What are liberal ideas for if not to turn towards – rather than away – from people
Just to return to the notion of talking across political divides, consider the words of Berkeley professor Arlie Russell Hochschild, who spent more than five years in rural Louisiana to try to understand the worldview of its people.
This almost anthropological research project was probably necessary – in Louisiana, only 14 per cent of white voters opted for Barack Obama in 2008. Professor Hochschild wanted to understand why.
She has written a highly regarded book on her observations and findings. Strangers In Their Own Land: Anger and Mourning on the American Right makes the case that the people of rural Louisiana don’t try and understand the others – the elites and city-dwellers, the relatively better-educated, the liberal-minded metropolitans. And neither do the elites and city-dwellers try and understand the people of rural Louisiana.
But surely the elites and city-dwellers should be – have to be – better able to try and imagine someone else’s life? And their hopes and fears? What’s an education for if not to understand more about the world?
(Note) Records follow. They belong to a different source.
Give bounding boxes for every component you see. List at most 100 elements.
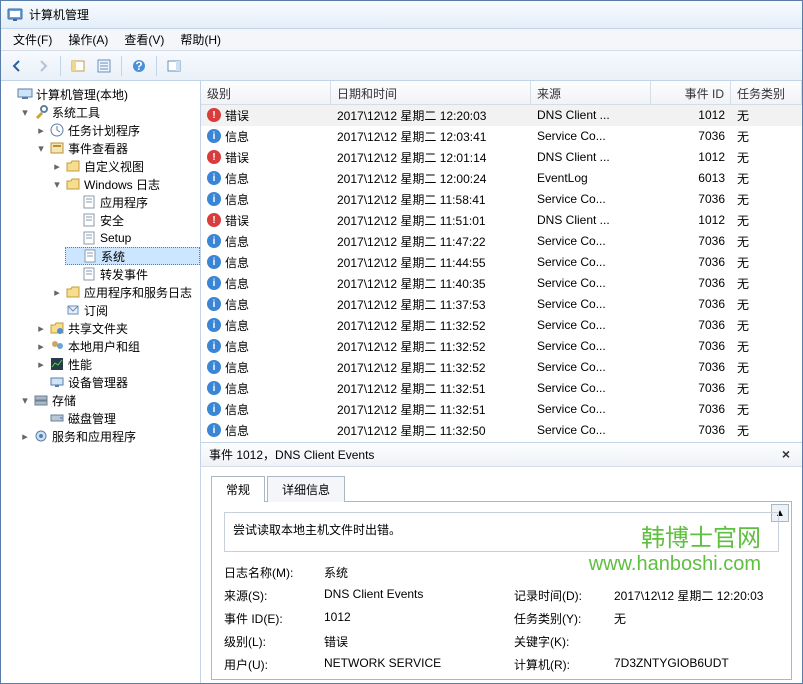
col-datetime[interactable]: 日期和时间	[331, 81, 531, 104]
event-taskcat: 无	[731, 315, 802, 336]
event-source: Service Co...	[531, 379, 651, 397]
tools-icon	[33, 104, 49, 120]
title-bar: 计算机管理	[1, 1, 802, 29]
tree-log-security[interactable]: 安全	[65, 211, 200, 229]
tree-custom-views[interactable]: ▸自定义视图	[49, 157, 200, 175]
tree-root[interactable]: 计算机管理(本地)	[1, 85, 200, 103]
tree-local-users[interactable]: ▸本地用户和组	[33, 337, 200, 355]
collapse-icon[interactable]: ▾	[19, 106, 31, 118]
menu-action[interactable]: 操作(A)	[60, 29, 116, 50]
event-source: DNS Client ...	[531, 148, 651, 166]
expand-icon[interactable]	[3, 88, 15, 100]
tree-shared-folders[interactable]: ▸共享文件夹	[33, 319, 200, 337]
event-row[interactable]: i信息2017\12\12 星期二 11:44:55Service Co...7…	[201, 252, 802, 273]
tree-services-apps[interactable]: ▸服务和应用程序	[17, 427, 200, 445]
val-user: NETWORK SERVICE	[324, 656, 504, 673]
menu-view[interactable]: 查看(V)	[116, 29, 172, 50]
event-id: 6013	[651, 169, 731, 187]
col-task-cat[interactable]: 任务类别	[731, 81, 802, 104]
computer-icon	[17, 86, 33, 102]
expand-icon[interactable]: ▸	[35, 322, 47, 334]
event-row[interactable]: !错误2017\12\12 星期二 11:51:01DNS Client ...…	[201, 210, 802, 231]
tree-log-system[interactable]: 系统	[65, 247, 200, 265]
tab-details[interactable]: 详细信息	[267, 476, 345, 502]
menu-file[interactable]: 文件(F)	[5, 29, 60, 50]
event-source: Service Co...	[531, 127, 651, 145]
event-source: Service Co...	[531, 337, 651, 355]
tree-subscriptions[interactable]: 订阅	[49, 301, 200, 319]
event-row[interactable]: i信息2017\12\12 星期二 11:58:41Service Co...7…	[201, 189, 802, 210]
event-fields: 日志名称(M): 系统 来源(S): DNS Client Events 记录时…	[224, 564, 779, 673]
event-id: 1012	[651, 211, 731, 229]
info-icon: i	[207, 255, 221, 269]
event-row[interactable]: i信息2017\12\12 星期二 11:32:50Service Co...7…	[201, 420, 802, 441]
toolbar-back[interactable]	[5, 54, 29, 78]
expand-icon[interactable]: ▸	[35, 358, 47, 370]
tree-task-scheduler[interactable]: ▸任务计划程序	[33, 121, 200, 139]
tree-performance[interactable]: ▸性能	[33, 355, 200, 373]
event-row[interactable]: i信息2017\12\12 星期二 11:32:52Service Co...7…	[201, 315, 802, 336]
error-icon: !	[207, 108, 221, 122]
tree-system-tools[interactable]: ▾ 系统工具	[17, 103, 200, 121]
col-source[interactable]: 来源	[531, 81, 651, 104]
event-row[interactable]: !错误2017\12\12 星期二 12:20:03DNS Client ...…	[201, 105, 802, 126]
val-taskcat: 无	[614, 610, 779, 627]
tree-event-viewer[interactable]: ▾事件查看器	[33, 139, 200, 157]
event-row[interactable]: !错误2017\12\12 星期二 12:01:14DNS Client ...…	[201, 147, 802, 168]
event-row[interactable]: i信息2017\12\12 星期二 11:47:22Service Co...7…	[201, 231, 802, 252]
expand-icon[interactable]: ▸	[51, 286, 63, 298]
close-icon[interactable]: ×	[778, 447, 794, 463]
event-viewer-icon	[49, 140, 65, 156]
toolbar-help[interactable]: ?	[127, 54, 151, 78]
device-icon	[49, 374, 65, 390]
event-row[interactable]: i信息2017\12\12 星期二 12:00:24EventLog6013无	[201, 168, 802, 189]
event-row[interactable]: i信息2017\12\12 星期二 11:32:52Service Co...7…	[201, 357, 802, 378]
col-event-id[interactable]: 事件 ID	[651, 81, 731, 104]
event-row[interactable]: i信息2017\12\12 星期二 11:37:53Service Co...7…	[201, 294, 802, 315]
event-datetime: 2017\12\12 星期二 11:58:41	[331, 189, 531, 210]
event-source: Service Co...	[531, 190, 651, 208]
lab-level: 级别(L):	[224, 633, 314, 650]
event-source: Service Co...	[531, 316, 651, 334]
tab-general[interactable]: 常规	[211, 476, 265, 502]
info-icon: i	[207, 339, 221, 353]
event-taskcat: 无	[731, 378, 802, 399]
toolbar-show-hide[interactable]	[66, 54, 90, 78]
event-rows[interactable]: !错误2017\12\12 星期二 12:20:03DNS Client ...…	[201, 105, 802, 442]
event-row[interactable]: i信息2017\12\12 星期二 11:40:35Service Co...7…	[201, 273, 802, 294]
col-level[interactable]: 级别	[201, 81, 331, 104]
event-row[interactable]: i信息2017\12\12 星期二 11:32:51Service Co...7…	[201, 378, 802, 399]
expand-icon[interactable]: ▸	[51, 160, 63, 172]
tree-disk-management[interactable]: 磁盘管理	[33, 409, 200, 427]
navigation-tree[interactable]: 计算机管理(本地) ▾ 系统工具 ▸任务计划程序 ▾事件查看器	[1, 81, 201, 683]
event-row[interactable]: i信息2017\12\12 星期二 11:32:52Service Co...7…	[201, 336, 802, 357]
val-logged: 2017\12\12 星期二 12:20:03	[614, 587, 779, 604]
toolbar-forward[interactable]	[31, 54, 55, 78]
menu-help[interactable]: 帮助(H)	[172, 29, 229, 50]
collapse-icon[interactable]: ▾	[35, 142, 47, 154]
tree-device-manager[interactable]: 设备管理器	[33, 373, 200, 391]
tree-log-setup[interactable]: Setup	[65, 229, 200, 247]
collapse-icon[interactable]: ▾	[19, 394, 31, 406]
event-id: 7036	[651, 253, 731, 271]
event-id: 7036	[651, 379, 731, 397]
lab-logged: 记录时间(D):	[514, 587, 604, 604]
event-level: 信息	[225, 380, 249, 397]
toolbar-properties[interactable]	[92, 54, 116, 78]
event-row[interactable]: i信息2017\12\12 星期二 11:32:51Service Co...7…	[201, 399, 802, 420]
event-taskcat: 无	[731, 294, 802, 315]
tree-windows-logs[interactable]: ▾Windows 日志	[49, 175, 200, 193]
detail-panel: 事件 1012，DNS Client Events × 常规 详细信息 ▲ 韩博…	[201, 443, 802, 683]
info-icon: i	[207, 423, 221, 437]
tree-app-service-logs[interactable]: ▸应用程序和服务日志	[49, 283, 200, 301]
tree-storage[interactable]: ▾存储	[17, 391, 200, 409]
collapse-icon[interactable]: ▾	[51, 178, 63, 190]
tree-log-application[interactable]: 应用程序	[65, 193, 200, 211]
menu-bar: 文件(F) 操作(A) 查看(V) 帮助(H)	[1, 29, 802, 51]
event-row[interactable]: i信息2017\12\12 星期二 12:03:41Service Co...7…	[201, 126, 802, 147]
tree-log-forwarded[interactable]: 转发事件	[65, 265, 200, 283]
expand-icon[interactable]: ▸	[35, 340, 47, 352]
expand-icon[interactable]: ▸	[35, 124, 47, 136]
expand-icon[interactable]: ▸	[19, 430, 31, 442]
toolbar-action-pane[interactable]	[162, 54, 186, 78]
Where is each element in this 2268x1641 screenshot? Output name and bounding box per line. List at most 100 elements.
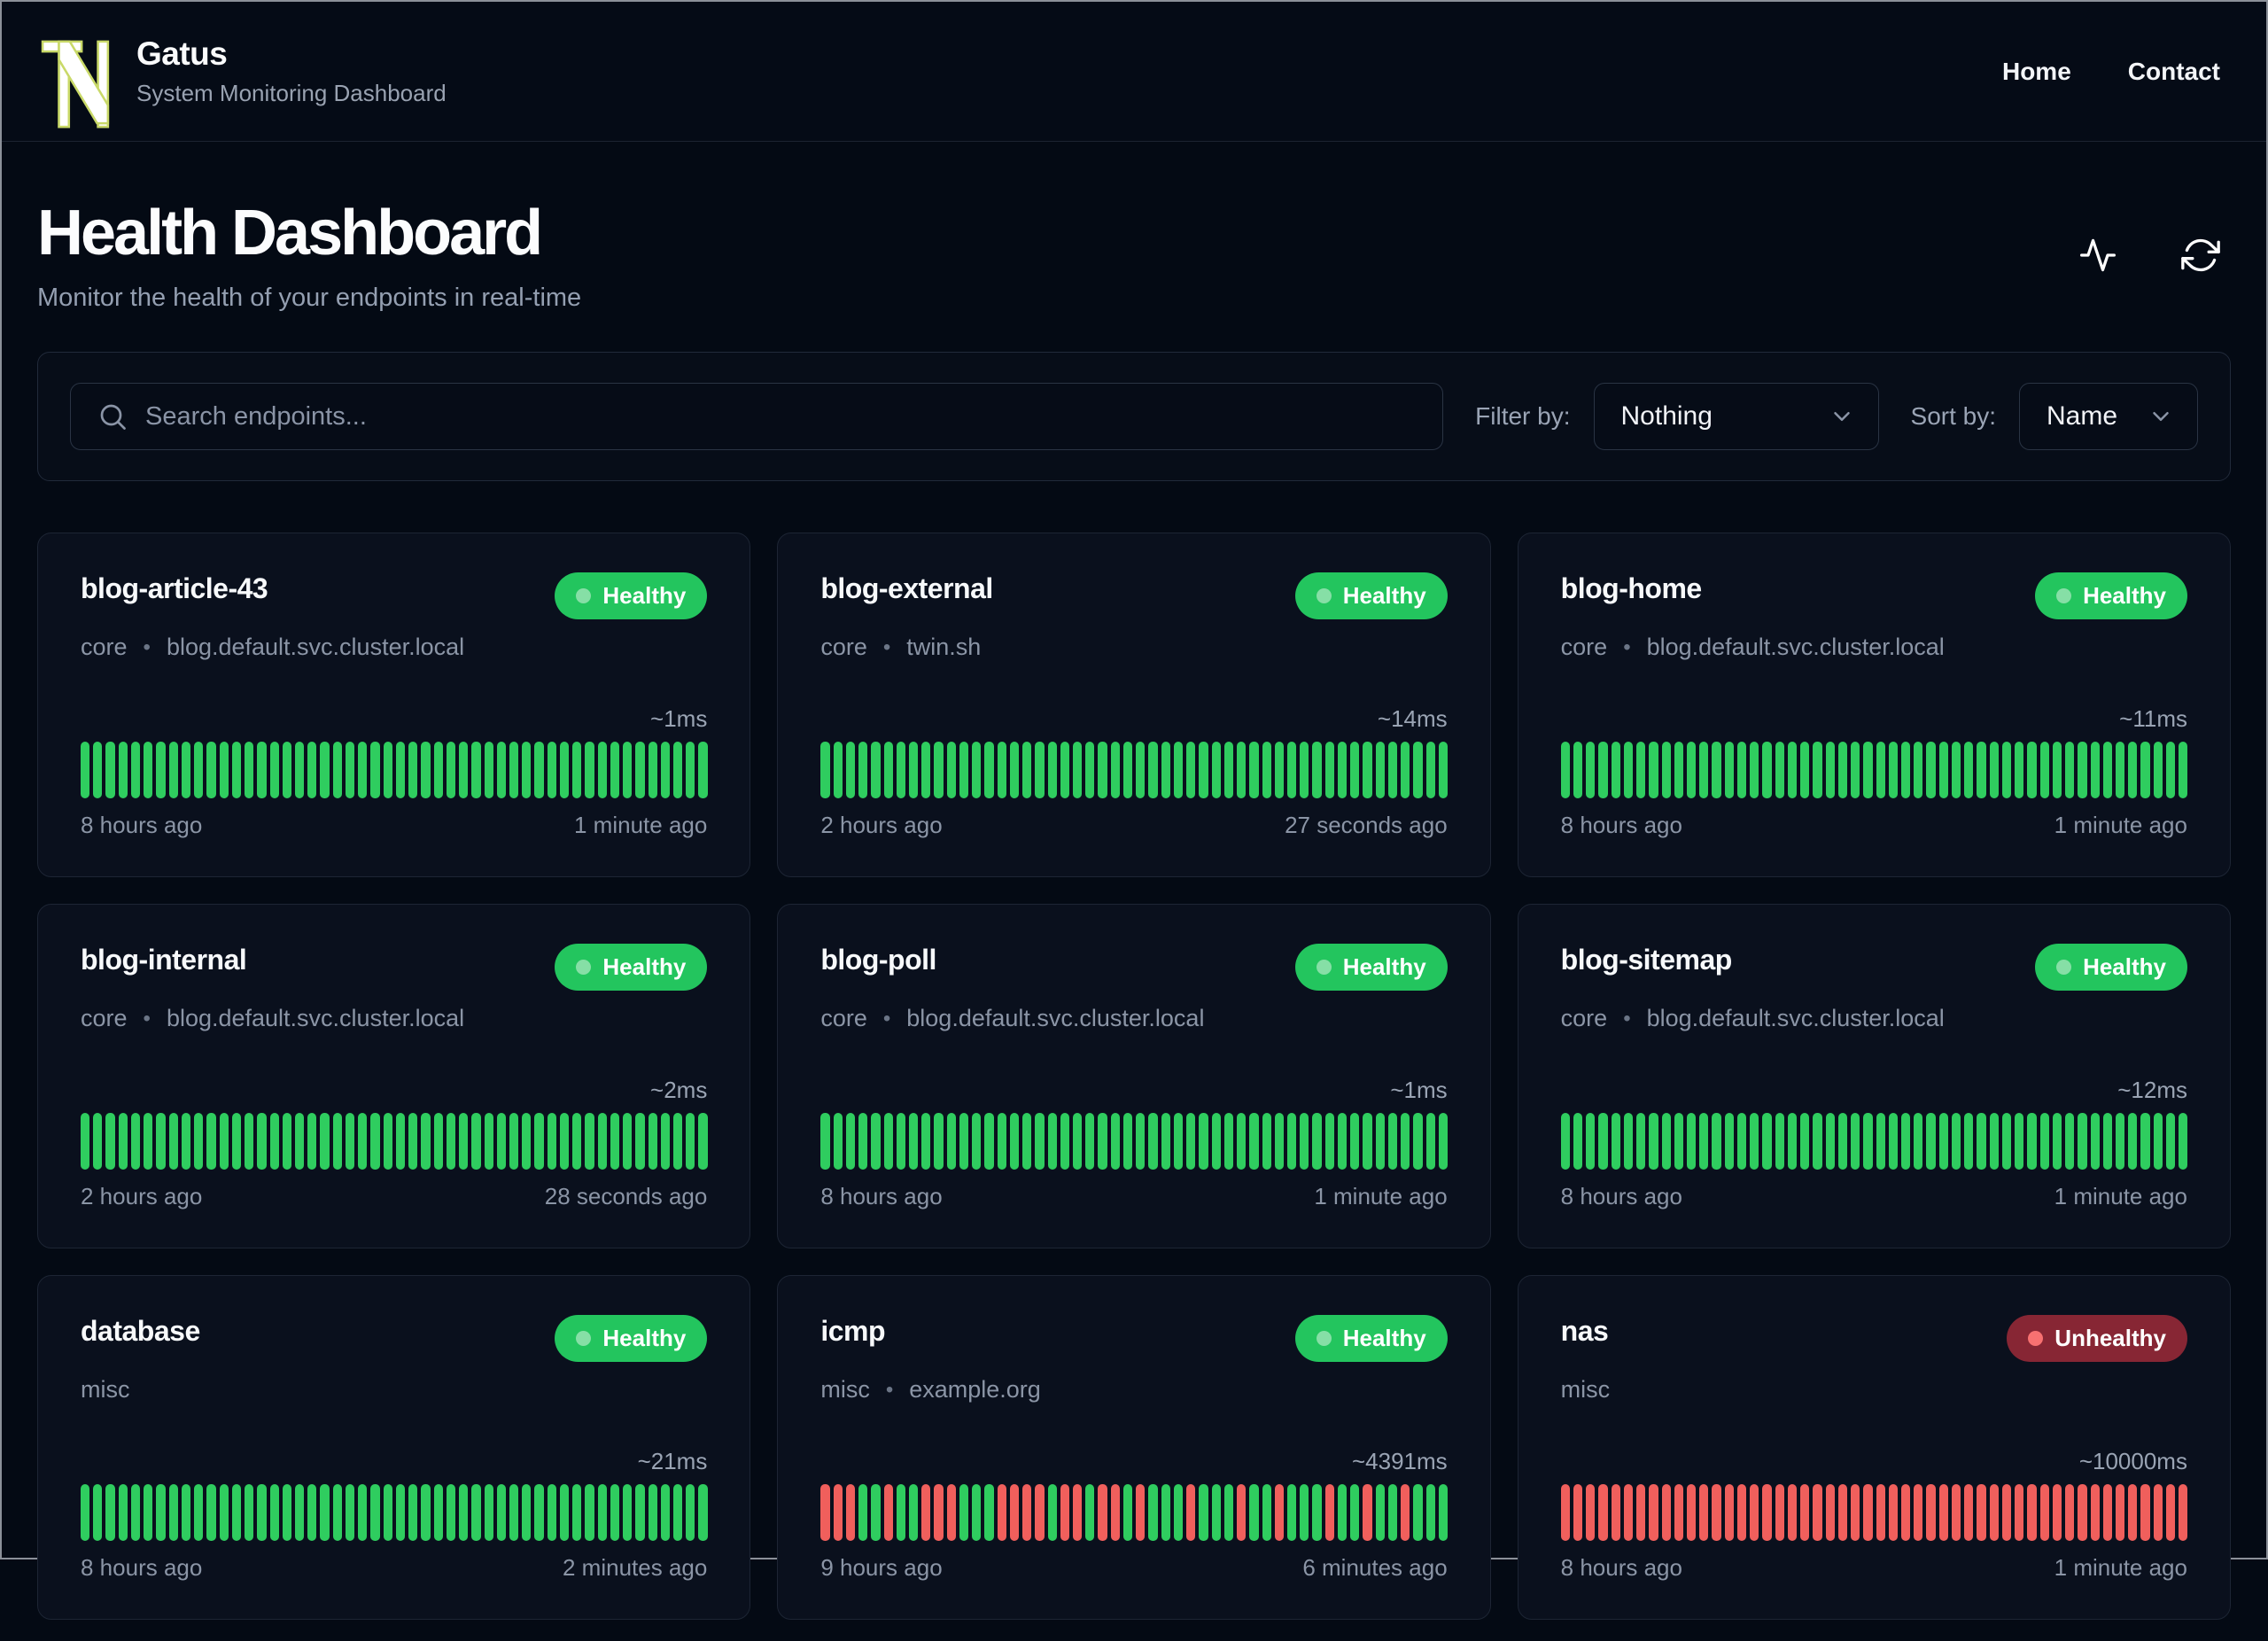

In an interview to the Washington Post less than a week before the US presidential election, Professor Hochschild made a passionate (and reasoned) case for the educated liberal to turn towards, rather than away, from people they often dismiss as racist, sexist, xenophobic.
She said, in a remarkable plea: “Start with the world’s finest mediators — Nelson Mandela, Mahatma Gandhi. Explore the history of South Africa’s Truth and Reconciliation Commission, and the extraordinary history of victims understanding their victimizers. And then you say, ‘I’ve seen myself and my ‘side’ as a victim, and now let’s see how they might feel that way, too.’ It doesn’t mean you’re ceding ground, it just means you’re seeing more possibilities in that person than if you saw them as a hopeless villain.”